Many Ransomware Operations at Work
Of course, REvil is just one of many players. Indeed, Israeli threat intelligence firm Kela says that numerous ransomware operators continue to list new victims on their data leak sites. In just the past week, Kela says, it’s seen new victims listed by these 11 groups: BlackMatter, Clop, Conti, Cuba, Grief, Groove, LockBit, Marketo, Ragnar Locker, REvil and Vice Society.
All of those groups are ransomware-as-a-service operations, meaning operators maintain a portal where affiliates can download their crypto-locking malware and use it to infect victims. Whenever a victim pays a ransom, the operator and affiliate share in the profits. Experts say the vast majority of these Russian-language operations’ attacks are typically conducted by affiliates.
Clearly, organizations need effective procedures and defenses in place – including well-tested backups, stored offline – to defend against any type of ransomware attack.
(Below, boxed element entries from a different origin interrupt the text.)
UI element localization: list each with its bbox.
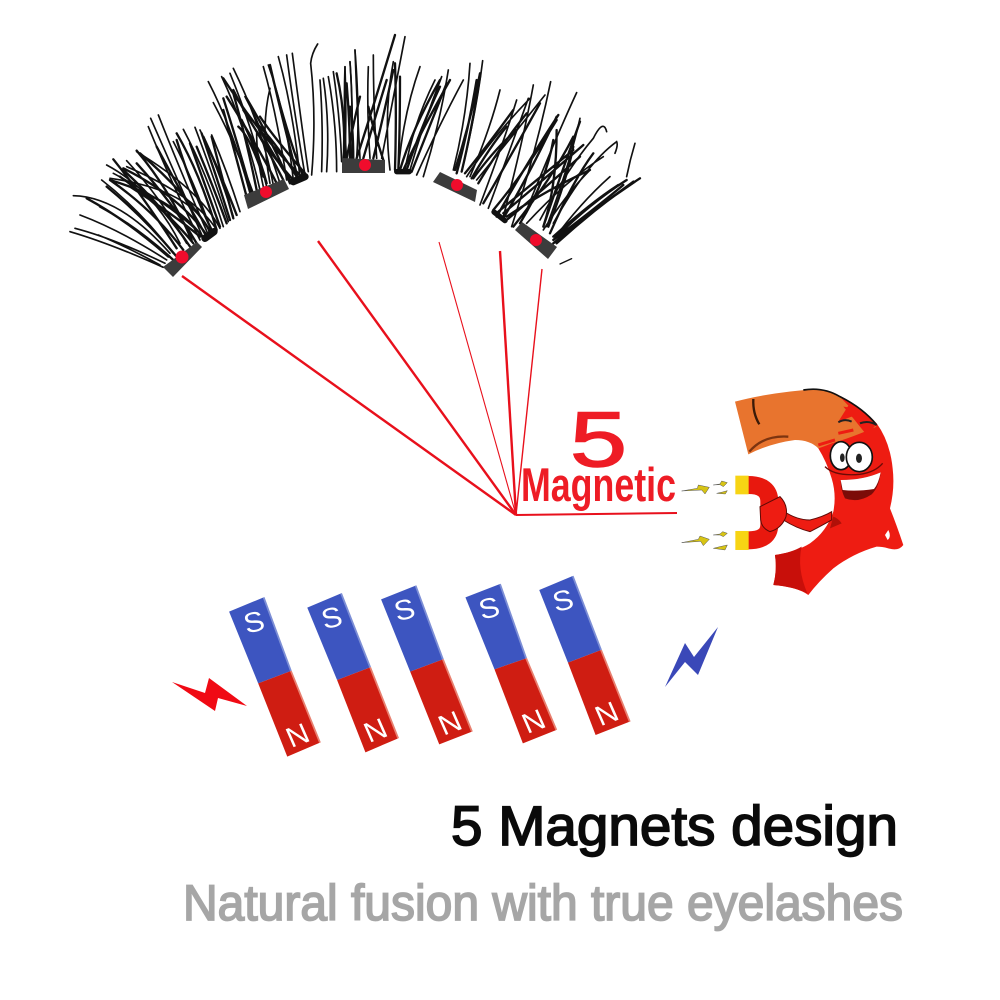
icon: blue lightning bolt [665, 627, 718, 687]
bar magnet 4 [465, 584, 556, 743]
bar magnet 1: S [240, 605, 268, 640]
hand [760, 497, 787, 532]
bar magnet 2: S [318, 601, 346, 636]
lash fibres: right half [345, 35, 640, 264]
magnet sparks [682, 481, 727, 550]
bar magnet 2 [307, 593, 398, 752]
bar magnet 5: S [549, 583, 577, 618]
label: Magnetic: Magnetic [521, 458, 676, 511]
bar magnet 1 [229, 597, 320, 757]
bar magnet 3: S [391, 593, 419, 628]
cartoon magnet character [735, 389, 903, 595]
horseshoe magnet [748, 485, 769, 540]
eyelash strip [70, 35, 640, 277]
mouth [841, 472, 881, 500]
bar magnet 4: N [517, 703, 550, 740]
bar magnet 3 [381, 586, 472, 744]
orange upper arm [735, 389, 877, 454]
subheading: Natural fusion with true eyelashes [183, 875, 903, 931]
icon: red lightning bolt [172, 678, 247, 711]
heading: 5 Magnets design [451, 794, 898, 857]
adhesive pad 2 with magnet dot [244, 179, 289, 209]
bar magnet 2: N [359, 712, 392, 749]
adhesive pad 1 with magnet dot [163, 242, 202, 277]
adhesive pad 3 with magnet dot [342, 158, 385, 173]
red body [773, 393, 903, 595]
bar magnet 4: S [475, 591, 503, 626]
bar magnet 5 [539, 576, 630, 735]
bar magnets [229, 576, 630, 757]
bar magnet 5: N [590, 696, 624, 733]
adhesive pad 5 with magnet dot [515, 222, 557, 259]
label: number 5: 5 [570, 395, 627, 483]
arm [783, 511, 832, 532]
adhesive pad 4 with magnet dot [433, 172, 477, 202]
lash fibres: left half [70, 44, 358, 267]
bar magnet 1: N [281, 717, 314, 754]
red pointer lines from magnets to label [182, 241, 677, 515]
eyes [830, 442, 852, 470]
bar magnet 3: N [433, 705, 467, 742]
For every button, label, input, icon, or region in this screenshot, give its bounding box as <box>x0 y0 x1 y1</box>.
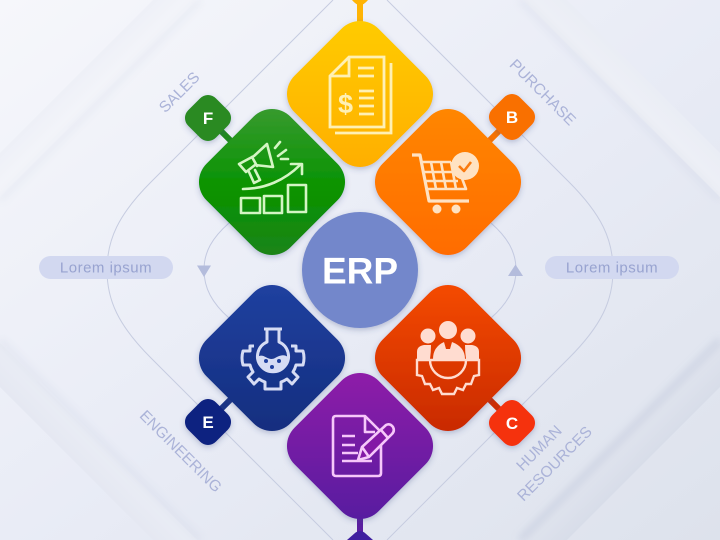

REvil, however, remains notable because of its historical dominance as well as its ability to constantly innovate. Ransomware incident response firm Coveware says that of the thousands of cases it investigated from April through June, REvil was the most prevalent strain of crypto-locking malware tied to attacks it investigated, followed by Conti v2, Avaddon Mespinoza and Hello Kitty.
REvil, Conti and LockBit are among the more top-tier ransomware operations that have been practicing big game hunting, meaning they’ve focused their operations on taking down larger targets in pursuit of bigger ransomware payoffs.
So if one of the big players is back, it’s bad news.